Car il a osé s’octroyer un pouvoir, le pouvoir que seuls vos égaux sont en droit de posséder, il a osé, lui, voleur infâme, juger un homme. De ses compagnons de cellules, voleurs, criminels, malfaiteurs en tous genres, il a fait des jurés ; d’un atelier crasseux, il a fait un tribunal ; d’un banc, il a fait une tribune...et il s’est lui-même proclamé Président. Mais, Messieurs, où est-passé l’avocat de la défense de M.D. dans cette audience contrefaite ? Enfin, suivant la logique de ce que Monsieur Gueux appelle "Justice", il a condamné M.D. à mort, et s’en est fait le bourreau.
Mais considérons je vous prie les raisons de ses actes, raisons irraisonnées d’un homme que l’on croyait raisonnable.

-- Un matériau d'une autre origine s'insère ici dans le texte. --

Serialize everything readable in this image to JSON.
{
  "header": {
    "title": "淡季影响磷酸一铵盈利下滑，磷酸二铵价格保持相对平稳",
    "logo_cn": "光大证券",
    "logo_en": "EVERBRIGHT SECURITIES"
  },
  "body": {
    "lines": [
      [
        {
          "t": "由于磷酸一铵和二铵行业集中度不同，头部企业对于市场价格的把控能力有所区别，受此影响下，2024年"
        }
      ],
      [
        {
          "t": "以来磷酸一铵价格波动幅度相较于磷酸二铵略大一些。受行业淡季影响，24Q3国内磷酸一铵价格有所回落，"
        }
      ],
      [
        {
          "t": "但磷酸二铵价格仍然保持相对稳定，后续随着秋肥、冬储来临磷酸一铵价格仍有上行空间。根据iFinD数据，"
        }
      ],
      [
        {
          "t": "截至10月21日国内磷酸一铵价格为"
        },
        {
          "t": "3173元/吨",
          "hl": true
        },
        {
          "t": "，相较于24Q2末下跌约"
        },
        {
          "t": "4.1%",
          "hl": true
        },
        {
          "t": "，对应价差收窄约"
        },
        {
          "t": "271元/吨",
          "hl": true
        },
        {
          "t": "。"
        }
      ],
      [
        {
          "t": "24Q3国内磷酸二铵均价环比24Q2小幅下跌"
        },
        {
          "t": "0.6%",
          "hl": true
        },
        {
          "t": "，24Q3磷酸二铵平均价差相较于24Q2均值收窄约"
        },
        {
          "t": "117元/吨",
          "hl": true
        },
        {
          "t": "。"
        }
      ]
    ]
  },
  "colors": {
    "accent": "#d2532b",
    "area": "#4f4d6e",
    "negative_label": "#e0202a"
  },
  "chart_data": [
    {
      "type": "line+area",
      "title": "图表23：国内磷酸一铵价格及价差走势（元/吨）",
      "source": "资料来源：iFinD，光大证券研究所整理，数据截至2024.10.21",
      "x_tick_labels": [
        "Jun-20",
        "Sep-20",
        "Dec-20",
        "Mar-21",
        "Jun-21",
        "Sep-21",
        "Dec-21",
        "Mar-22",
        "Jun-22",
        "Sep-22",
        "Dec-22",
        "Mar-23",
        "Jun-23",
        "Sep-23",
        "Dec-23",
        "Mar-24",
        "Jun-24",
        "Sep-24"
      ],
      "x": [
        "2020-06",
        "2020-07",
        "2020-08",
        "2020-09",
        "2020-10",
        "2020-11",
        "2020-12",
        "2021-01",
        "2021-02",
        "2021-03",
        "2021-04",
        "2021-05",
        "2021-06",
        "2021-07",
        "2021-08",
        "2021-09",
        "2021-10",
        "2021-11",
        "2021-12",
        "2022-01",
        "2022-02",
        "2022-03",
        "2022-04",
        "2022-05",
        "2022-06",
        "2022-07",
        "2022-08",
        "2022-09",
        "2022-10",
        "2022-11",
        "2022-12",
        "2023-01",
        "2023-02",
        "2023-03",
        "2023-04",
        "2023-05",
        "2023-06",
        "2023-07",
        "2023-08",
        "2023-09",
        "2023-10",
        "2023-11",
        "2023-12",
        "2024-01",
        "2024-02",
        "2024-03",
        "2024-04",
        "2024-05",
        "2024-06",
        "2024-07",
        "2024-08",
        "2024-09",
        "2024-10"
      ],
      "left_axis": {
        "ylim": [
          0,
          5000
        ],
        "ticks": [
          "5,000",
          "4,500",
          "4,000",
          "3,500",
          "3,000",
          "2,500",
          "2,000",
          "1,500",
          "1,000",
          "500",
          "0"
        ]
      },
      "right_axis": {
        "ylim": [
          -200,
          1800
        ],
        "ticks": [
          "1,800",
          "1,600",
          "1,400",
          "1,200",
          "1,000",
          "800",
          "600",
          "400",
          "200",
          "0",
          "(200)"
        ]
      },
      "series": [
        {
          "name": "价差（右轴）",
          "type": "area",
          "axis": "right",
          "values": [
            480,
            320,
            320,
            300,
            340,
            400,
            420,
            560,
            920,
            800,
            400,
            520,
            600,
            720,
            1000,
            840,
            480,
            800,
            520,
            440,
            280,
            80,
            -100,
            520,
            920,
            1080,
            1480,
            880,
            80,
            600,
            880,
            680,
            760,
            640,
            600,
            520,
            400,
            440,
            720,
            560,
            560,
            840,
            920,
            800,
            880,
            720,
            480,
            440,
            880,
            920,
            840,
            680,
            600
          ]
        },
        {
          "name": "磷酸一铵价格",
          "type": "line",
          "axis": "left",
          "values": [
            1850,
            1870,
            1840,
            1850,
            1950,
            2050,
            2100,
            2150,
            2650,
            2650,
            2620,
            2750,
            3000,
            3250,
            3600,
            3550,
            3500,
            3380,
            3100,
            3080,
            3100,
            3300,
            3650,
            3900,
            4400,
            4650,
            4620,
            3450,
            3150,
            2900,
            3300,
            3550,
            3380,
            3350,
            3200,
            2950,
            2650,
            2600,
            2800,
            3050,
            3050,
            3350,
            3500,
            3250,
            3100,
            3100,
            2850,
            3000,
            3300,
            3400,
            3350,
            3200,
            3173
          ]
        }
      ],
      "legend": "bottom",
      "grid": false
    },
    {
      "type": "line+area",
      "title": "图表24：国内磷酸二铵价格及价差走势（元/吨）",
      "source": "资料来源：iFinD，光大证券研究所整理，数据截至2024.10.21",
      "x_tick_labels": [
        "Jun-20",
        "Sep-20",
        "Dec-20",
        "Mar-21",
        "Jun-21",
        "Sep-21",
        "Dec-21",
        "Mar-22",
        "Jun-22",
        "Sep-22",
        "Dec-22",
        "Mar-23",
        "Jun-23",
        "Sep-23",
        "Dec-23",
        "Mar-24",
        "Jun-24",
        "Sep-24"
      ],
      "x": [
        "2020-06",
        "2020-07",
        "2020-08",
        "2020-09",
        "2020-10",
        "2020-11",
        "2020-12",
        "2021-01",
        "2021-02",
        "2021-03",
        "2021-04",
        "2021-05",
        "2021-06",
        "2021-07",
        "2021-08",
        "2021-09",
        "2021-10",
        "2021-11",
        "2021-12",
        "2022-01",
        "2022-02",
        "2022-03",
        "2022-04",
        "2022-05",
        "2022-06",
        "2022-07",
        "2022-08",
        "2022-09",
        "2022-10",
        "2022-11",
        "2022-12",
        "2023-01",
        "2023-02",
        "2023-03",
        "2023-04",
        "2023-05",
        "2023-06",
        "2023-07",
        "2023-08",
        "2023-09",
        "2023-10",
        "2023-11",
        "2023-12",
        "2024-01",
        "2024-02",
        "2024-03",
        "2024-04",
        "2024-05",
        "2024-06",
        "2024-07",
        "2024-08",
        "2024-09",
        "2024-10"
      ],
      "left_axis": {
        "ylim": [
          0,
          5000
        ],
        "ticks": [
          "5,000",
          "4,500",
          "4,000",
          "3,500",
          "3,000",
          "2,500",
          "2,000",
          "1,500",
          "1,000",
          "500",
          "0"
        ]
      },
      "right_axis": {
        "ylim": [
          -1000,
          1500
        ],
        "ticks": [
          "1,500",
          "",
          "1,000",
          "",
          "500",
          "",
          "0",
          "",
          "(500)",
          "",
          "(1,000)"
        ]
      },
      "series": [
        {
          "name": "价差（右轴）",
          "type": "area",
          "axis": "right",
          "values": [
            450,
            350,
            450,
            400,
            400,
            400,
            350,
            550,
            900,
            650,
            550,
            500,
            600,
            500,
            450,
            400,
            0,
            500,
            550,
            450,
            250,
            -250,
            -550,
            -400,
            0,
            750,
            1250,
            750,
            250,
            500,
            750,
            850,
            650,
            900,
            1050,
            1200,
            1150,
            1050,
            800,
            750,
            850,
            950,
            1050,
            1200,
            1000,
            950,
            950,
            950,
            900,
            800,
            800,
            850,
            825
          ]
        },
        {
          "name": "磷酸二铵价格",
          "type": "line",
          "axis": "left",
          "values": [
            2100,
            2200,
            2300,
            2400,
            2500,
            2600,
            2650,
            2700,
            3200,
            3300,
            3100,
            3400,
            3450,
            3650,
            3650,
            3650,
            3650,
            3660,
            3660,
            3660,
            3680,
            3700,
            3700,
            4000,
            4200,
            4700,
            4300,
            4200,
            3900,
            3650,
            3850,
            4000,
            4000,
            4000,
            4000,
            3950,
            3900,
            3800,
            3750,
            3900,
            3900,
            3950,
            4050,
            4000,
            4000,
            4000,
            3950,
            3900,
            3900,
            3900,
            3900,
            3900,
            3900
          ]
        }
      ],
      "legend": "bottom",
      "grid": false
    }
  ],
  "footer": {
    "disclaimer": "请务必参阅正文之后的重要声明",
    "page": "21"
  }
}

Bien sûr, les femmes émotives de cette assemblée croiront la version de ce vil menteur qui prétend avoir subi une perte irréparable, la perte d’un ami, la perte d’un frère... Mais je me dresse contre cette fable romanesque, car Monsieur Gueux n’a rien d’un héros ! Non, Messieurs les jurés ! Il n’a à déplorer ni la perte d’un frère, ni la perte d’un ami, mais la perte de pain. Car ceci n’est que discours d’égoïste affamé. N’a-t-il pas lui-même affirmé que la raison première de son attachement à Monsieur Albin était dûe à la ration alimentaire supplémentaire que celui-ci lui offrait chaque jour ? N’a-t-il pas seulement profité d’un jeune homme faible de corps et d’esprit ?
C’est pourquoi je vous demande instamment, Messieurs les jurés, Monsieur le Président, de prendre en compte l’égoïsme et l’arrogance qui caractérisent l’accusé. Que cela vous donne à réfléchir.